Good Conduct, Good Deeds, Good Works (part 13)

Christians, as would be expected, were to be different.  Their table was to represent far more.  Their table represented their Lord and their God and His rule, so it had to be different and it had to look different.  It had to (and has to) command the attention of the watching world.  Peter writes “So they are astonished when you do not rush with them into the same flood of wickedness, and they vilify you” (4:4). 

As has been noted, Christians (noting that this letter is the only New Testament letter to employ the term) were accused of heinous activity in association with their meals (e.g. cannibalism), while also being charged with atheism and with having a destructive effect on the social cohesion of their communities and of the empire itself.  Indeed, vilification took place and it did so in conjunction with the derisive name of “Christian” (kristianos as opposed to kaisarianos), so it is quite interesting that Peter takes up its usage in the sixteenth verse of this chapter, mentioning suffering “as a Christian,” as well as in the third verse, using it negatively with the term “non-Christians.” 

Based on what comes in between the use of non-Christian and Christian, it becomes strikingly clear that Christians were to be primarily identified by their meal practice.  The socially defining meal table would be the place that their sensibilities would develop, and be the place from which would stream their good works for the benefit of their communities and ultimately the world.  This would, of course, be in keeping with the fact that those with whom the Creator God has entered into covenant, have largely been identified by meal practice of some form. 
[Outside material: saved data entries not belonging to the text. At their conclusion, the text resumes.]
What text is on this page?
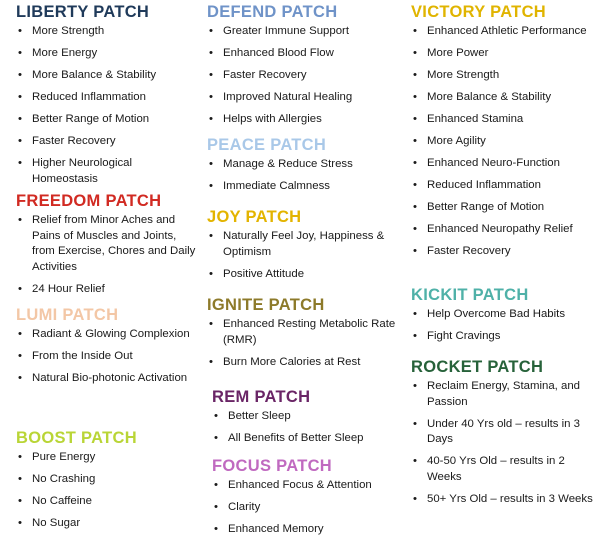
LIBERTY PATCH
• More Strength
• More Energy
• More Balance & Stability
• Reduced Inflammation
• Better Range of Motion
• Faster Recovery
• Higher Neurological Homeostasis
FREEDOM PATCH
• Relief from Minor Aches and Pains of Muscles and Joints, from Exercise, Chores and Daily Activities
• 24 Hour Relief
LUMI PATCH
• Radiant & Glowing Complexion
• From the Inside Out
• Natural Bio-photonic Activation
BOOST PATCH
• Pure Energy
• No Crashing
• No Caffeine
• No Sugar
DEFEND PATCH
• Greater Immune Support
• Enhanced Blood Flow
• Faster Recovery
• Improved Natural Healing
• Helps with Allergies
PEACE PATCH
• Manage & Reduce Stress
• Immediate Calmness
JOY PATCH
• Naturally Feel Joy, Happiness & Optimism
• Positive Attitude
IGNITE PATCH
• Enhanced Resting Metabolic Rate (RMR)
• Burn More Calories at Rest
REM PATCH
• Better Sleep
• All Benefits of Better Sleep
FOCUS PATCH
• Enhanced Focus & Attention
• Clarity
• Enhanced Memory
VICTORY PATCH
• Enhanced Athletic Performance
• More Power
• More Strength
• More Balance & Stability
• Enhanced Stamina
• More Agility
• Enhanced Neuro-Function
• Reduced Inflammation
• Better Range of Motion
• Enhanced Neuropathy Relief
• Faster Recovery
KICKIT PATCH
• Help Overcome Bad Habits
• Fight Cravings
ROCKET PATCH
• Reclaim Energy, Stamina, and Passion
• Under 40 Yrs old – results in 3 Days
• 40-50 Yrs Old – results in 2 Weeks
• 50+ Yrs Old – results in 3 Weeks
This is patently obvious when it comes to the Jews, as the major provisions of their God’s covenant with them involved keeping His Sabbaths, which were the feasts ordained in the Mosaic law.  This also included dietary laws that would come to be used as a means to readily identify an individual as being in good covenant standing and able to participate in the rule of the covenant God.  This notion, however, stretches back to the very first covenant of Scripture. 

Genesis records that “The Lord God took the man and placed him in the orchard in Eden to care for it and to maintain it.  Then the Lord God commanded the man, ‘You may freely eat fruit from every tree of the orchard, but you must not eat from the tree of the knowledge of good and evil, for when you eat from it you will surely die.’” (2:15-17)  There, the bearer of the divine covenant, who was charged to represent the Creator God in and for the whole of the creation, has his covenant marked out by what could be easily termed as meal practice. 

Maintaining that position in Genesis, the next covenant, which the Creator God made with Noah when He “blessed Noah and his sons and said to them, ‘Be fruitful and multiply and fill the earth’” (9:1), was codified with “You may eat any moving thing that lives.  As I gave you the green plants, I now give you everything.  But you must not eat meat with its life (that is, its blood) in it” (9:3-4). 


Moving on to Abraham, and though one does not see any type of meal associated with the initial report of the Creator God’s covenant with him that occurs in chapter twelve of Genesis, one does find such a thing just two chapters later.  After Abraham defeats the kings that had captured his nephew, the author reports that “Melchizedek king of Salem brought out bread and wine” (14:18a), learning that “he was the priest of the Most High God” (14:18b).